Well, now.
It's pretty obvious that you have no issues with those statements or the behavior behind them.
For if you did, you'd never espouse *DOING* something you despise.
I see you're applying a bit of logic as well as a dose of ethics to the situation, neither or which have any place within the confines of the EPA. It's a sad state of affairs I'll admit, but when the other side is playing dirty pool it makes no sense whatsoever to stick to Marquess of Queensberry rules.
Remember, this is an agency so corrupt they operate largely in secret. Even when directed by Congress to make public their secrets they flip Congress the bird and tell them to pound sand. And when someone sues the EPA and wins, the agency responds by ignoring the court order making a mockery of our justice system. The EPA is so corrupt they ignore Congress and feel they are above the law.
Now if Congress had a backbone they would cut funding to the EPA until they begin to operate like a respectable agency and make their methods transparent. But if pigs could fly bacon would be air mailed to my front door.
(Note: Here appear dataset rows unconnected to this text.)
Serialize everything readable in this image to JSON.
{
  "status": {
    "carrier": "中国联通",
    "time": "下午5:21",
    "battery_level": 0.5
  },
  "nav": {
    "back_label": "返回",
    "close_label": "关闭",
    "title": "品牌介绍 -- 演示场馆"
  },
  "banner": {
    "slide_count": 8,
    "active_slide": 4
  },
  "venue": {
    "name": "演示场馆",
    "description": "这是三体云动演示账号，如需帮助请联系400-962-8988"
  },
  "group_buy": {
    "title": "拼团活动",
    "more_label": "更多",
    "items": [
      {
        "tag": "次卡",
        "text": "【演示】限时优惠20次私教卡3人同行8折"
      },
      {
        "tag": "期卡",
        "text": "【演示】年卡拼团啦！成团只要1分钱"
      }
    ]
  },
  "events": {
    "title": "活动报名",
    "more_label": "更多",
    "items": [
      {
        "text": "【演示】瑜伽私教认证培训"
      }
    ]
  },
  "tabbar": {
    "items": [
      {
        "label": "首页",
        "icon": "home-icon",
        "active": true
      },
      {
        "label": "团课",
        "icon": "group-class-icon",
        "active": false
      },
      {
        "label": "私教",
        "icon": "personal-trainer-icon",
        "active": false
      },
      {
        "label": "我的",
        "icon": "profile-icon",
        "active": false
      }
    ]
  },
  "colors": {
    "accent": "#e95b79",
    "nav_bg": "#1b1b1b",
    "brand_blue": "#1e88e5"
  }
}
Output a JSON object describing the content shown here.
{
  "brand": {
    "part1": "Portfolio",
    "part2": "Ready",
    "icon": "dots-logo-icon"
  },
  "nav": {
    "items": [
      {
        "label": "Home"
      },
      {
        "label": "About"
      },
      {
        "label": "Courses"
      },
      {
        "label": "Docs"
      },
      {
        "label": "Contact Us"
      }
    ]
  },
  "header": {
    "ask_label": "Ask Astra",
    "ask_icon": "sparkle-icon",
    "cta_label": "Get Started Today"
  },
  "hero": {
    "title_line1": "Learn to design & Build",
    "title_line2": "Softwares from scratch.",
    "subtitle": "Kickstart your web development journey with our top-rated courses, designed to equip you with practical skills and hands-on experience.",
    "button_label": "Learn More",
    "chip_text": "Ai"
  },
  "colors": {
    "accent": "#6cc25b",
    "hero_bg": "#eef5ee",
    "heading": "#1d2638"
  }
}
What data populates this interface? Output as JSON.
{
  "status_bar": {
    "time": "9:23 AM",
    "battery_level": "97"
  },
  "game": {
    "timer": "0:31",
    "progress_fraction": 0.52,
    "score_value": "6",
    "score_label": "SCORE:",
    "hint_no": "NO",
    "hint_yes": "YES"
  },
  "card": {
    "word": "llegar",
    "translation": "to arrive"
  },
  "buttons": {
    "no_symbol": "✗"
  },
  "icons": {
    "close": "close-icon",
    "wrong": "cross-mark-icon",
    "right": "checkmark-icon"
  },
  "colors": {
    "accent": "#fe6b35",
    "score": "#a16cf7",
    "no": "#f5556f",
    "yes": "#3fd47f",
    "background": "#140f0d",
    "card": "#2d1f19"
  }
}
Which brings us back to the main dilemma. It is the same one that is getting ready to be played out before us not just with the EPA, but with the IRS, Homeland Security and several other agencies as well.
What do you do with an agency that is too broken to fix?
Well, we know what doesn't work. We have decades of evidence showing us exactly what not to do. That leaves us with an ugly alternative, one that I definitely do despise. But reality is what it is and often times it just ain't pretty when you go to war with the big boys. As Churchill stated, "When you have to kill a man it requires no additional effort to be polite about it."
So you cut them off at the knees, and if you're tricky about it you make it look like their fault.